In the design of a reactive distillation column, aspects such as column configuration, catalyst loading, tray temperature, and side extraction rates should be well considered. Though preferences in Fischer–Tropsch (FT) synthesis may vary, it is acknowledged that the final product contains a wide range of hydrocarbons including fuel gas, gasoline, diesel, and linear wax. Zhang et al. (2018) previously developed an equation-oriented framework for optimal synthesis of integrated reactive distillation systems for FT processes.

Here, we extend the mass, equilibrium, summation, and heat equations to a mathematical program with complementarity constraints to deal with possible dry trays in the non-reactive sections. The purpose of describing disappearing phases is to avoid infeasibilities due to multiple bilinear terms in the model for complicated model structures. The model is implemented by solving initialization steps and a sequence of nonlinear programming problems to determine an optimal structure and operating conditions.

Design specifications for multiple products could be set as individual objectives to determine design limits. Moreover, a balance of multiple objectives could be reached by formulating the reactive distillation model as a multi-objective optimization problem. In this work, we employ the augmented ϵ-constraint method. The results show that significant design insights can be gained from the Pareto-optimal front regarding acceptable trade-offs among various objectives.

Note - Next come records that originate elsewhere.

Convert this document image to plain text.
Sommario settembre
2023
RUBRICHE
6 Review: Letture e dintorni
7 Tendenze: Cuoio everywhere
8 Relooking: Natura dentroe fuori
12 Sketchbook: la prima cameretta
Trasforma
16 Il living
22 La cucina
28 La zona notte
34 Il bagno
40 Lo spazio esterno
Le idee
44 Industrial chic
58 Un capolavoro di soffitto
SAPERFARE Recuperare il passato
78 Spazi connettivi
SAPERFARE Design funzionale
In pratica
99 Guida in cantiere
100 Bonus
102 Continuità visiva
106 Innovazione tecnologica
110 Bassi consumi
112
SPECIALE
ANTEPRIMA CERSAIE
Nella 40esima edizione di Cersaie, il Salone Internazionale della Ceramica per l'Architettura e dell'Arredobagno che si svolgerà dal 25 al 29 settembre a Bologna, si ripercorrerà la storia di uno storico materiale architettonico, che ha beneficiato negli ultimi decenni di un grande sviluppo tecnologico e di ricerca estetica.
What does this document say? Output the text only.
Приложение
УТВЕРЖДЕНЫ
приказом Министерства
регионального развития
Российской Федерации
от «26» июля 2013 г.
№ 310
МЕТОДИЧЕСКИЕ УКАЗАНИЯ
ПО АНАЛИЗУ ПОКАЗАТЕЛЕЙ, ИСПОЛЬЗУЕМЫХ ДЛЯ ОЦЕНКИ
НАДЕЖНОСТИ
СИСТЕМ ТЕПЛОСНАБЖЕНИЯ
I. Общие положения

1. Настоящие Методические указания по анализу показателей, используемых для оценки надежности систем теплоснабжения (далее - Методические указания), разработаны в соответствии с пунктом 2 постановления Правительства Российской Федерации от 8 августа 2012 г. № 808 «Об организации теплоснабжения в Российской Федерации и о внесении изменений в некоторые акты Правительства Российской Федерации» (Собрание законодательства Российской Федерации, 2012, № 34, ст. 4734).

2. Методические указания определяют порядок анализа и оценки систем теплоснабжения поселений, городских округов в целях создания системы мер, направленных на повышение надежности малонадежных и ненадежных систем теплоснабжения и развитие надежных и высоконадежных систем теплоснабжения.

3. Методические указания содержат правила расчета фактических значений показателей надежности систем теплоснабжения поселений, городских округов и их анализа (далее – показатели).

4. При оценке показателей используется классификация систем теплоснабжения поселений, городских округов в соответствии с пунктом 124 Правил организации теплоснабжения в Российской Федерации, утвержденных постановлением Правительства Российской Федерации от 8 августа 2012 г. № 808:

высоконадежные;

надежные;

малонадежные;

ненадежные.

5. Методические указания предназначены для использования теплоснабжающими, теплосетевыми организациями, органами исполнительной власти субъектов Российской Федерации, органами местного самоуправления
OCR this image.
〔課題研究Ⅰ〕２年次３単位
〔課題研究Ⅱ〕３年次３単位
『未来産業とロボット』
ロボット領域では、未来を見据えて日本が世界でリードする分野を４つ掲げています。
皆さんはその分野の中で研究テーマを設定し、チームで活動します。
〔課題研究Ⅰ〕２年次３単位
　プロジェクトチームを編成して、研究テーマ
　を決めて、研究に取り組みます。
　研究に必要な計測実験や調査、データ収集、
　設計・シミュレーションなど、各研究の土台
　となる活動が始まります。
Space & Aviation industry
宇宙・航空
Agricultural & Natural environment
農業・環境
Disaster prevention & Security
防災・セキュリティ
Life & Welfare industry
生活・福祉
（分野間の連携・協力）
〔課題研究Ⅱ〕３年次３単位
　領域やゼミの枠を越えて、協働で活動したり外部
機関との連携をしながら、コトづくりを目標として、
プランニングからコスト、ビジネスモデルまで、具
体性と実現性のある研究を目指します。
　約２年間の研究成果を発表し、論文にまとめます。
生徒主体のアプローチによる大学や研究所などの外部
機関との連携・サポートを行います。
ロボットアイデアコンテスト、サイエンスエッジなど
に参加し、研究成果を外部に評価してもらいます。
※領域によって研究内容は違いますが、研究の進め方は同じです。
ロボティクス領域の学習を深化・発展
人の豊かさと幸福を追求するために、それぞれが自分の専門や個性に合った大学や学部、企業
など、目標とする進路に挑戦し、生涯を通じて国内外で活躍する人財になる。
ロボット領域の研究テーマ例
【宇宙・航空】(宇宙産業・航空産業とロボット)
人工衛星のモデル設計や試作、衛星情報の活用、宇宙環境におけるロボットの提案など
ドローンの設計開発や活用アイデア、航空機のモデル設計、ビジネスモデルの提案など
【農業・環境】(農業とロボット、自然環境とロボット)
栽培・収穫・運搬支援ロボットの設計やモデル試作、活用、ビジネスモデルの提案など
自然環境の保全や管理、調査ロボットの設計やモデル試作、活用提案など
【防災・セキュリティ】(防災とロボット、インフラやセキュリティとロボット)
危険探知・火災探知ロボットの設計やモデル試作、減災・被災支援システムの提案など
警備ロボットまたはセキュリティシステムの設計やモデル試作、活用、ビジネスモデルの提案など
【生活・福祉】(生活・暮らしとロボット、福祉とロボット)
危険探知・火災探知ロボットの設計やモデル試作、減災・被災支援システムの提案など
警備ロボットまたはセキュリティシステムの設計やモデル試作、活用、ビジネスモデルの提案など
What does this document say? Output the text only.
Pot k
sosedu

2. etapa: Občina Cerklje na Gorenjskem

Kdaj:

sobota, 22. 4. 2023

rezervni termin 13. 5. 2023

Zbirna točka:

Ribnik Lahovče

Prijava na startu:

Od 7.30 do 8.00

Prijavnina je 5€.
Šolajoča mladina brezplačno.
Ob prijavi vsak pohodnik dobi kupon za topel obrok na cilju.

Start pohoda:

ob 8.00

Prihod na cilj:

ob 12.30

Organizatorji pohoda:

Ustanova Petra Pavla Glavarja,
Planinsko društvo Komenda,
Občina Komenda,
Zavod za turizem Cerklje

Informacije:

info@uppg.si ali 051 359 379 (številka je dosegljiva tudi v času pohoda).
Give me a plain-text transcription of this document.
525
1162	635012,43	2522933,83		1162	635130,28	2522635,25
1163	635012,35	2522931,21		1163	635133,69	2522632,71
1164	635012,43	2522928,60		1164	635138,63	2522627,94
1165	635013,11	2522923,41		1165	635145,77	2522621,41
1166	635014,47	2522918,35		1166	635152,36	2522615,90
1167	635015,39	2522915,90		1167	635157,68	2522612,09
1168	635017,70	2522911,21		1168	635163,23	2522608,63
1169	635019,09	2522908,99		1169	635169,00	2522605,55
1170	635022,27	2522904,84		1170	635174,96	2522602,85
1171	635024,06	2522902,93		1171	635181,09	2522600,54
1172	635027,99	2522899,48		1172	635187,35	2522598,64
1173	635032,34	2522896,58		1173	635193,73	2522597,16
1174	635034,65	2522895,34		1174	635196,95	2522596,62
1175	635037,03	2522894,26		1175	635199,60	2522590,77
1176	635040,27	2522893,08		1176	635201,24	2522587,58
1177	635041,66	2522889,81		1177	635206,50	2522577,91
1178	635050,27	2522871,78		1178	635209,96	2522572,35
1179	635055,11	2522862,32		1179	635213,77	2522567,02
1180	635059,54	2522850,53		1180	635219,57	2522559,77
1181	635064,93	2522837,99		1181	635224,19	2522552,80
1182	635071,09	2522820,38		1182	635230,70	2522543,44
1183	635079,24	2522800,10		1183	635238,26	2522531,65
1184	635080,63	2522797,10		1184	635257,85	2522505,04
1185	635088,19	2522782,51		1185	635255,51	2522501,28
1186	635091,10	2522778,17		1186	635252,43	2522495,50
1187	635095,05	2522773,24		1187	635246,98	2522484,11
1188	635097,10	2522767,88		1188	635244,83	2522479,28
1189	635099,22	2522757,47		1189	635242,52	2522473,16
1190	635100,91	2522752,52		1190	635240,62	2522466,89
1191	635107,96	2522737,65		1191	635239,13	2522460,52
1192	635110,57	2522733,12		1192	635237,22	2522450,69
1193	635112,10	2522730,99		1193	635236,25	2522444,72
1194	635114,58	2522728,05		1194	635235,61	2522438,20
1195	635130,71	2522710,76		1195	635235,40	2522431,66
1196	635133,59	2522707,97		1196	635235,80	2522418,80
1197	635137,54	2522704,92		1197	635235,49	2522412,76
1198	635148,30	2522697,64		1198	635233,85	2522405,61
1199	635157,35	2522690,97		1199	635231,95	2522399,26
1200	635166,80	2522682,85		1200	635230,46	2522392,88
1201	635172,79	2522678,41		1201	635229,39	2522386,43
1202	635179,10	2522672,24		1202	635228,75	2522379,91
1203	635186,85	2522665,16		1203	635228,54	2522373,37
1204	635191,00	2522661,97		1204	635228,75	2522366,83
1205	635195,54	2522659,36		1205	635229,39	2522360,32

在反应蒸馏塔的设计中，应充分考虑诸如塔构型，催化剂负载，塔板温度和侧萃取速率等方面。尽管费托合成（FT）合成方法的偏好可能有所不同，但人们公认最终产品包含多种碳氢化合物，包括燃气，汽油，柴油和线性蜡。张等。（2018）之前开发了一个面向方程的框架，用于FT过程的集成反应蒸馏系统的最佳合成。

在这里，我们将质量，平​​衡，求和和热方程式扩展为具有互补性约束的数学程序，以处理非反应性区域中可能存在的干燥塔盘。描述消失阶段的目的是为了避免由于复杂模型结构中的模型中存在多个双线性项而导致不可行。该模型通过解决初始化步骤和一系列非线性规划问题来确定最佳结构和运行条件而实现。

可以将多个产品的设计规范设置为确定设计限制的单个目标。此外，通过将反应蒸馏模型表述为多目标优化问题，可以达到多个目标的平衡。在这项工作中，我们采用了增强的ϵ约束方法。结果表明，可以从帕累托最优方面获得关于各种目标之间可接受的折衷的重要设计见解。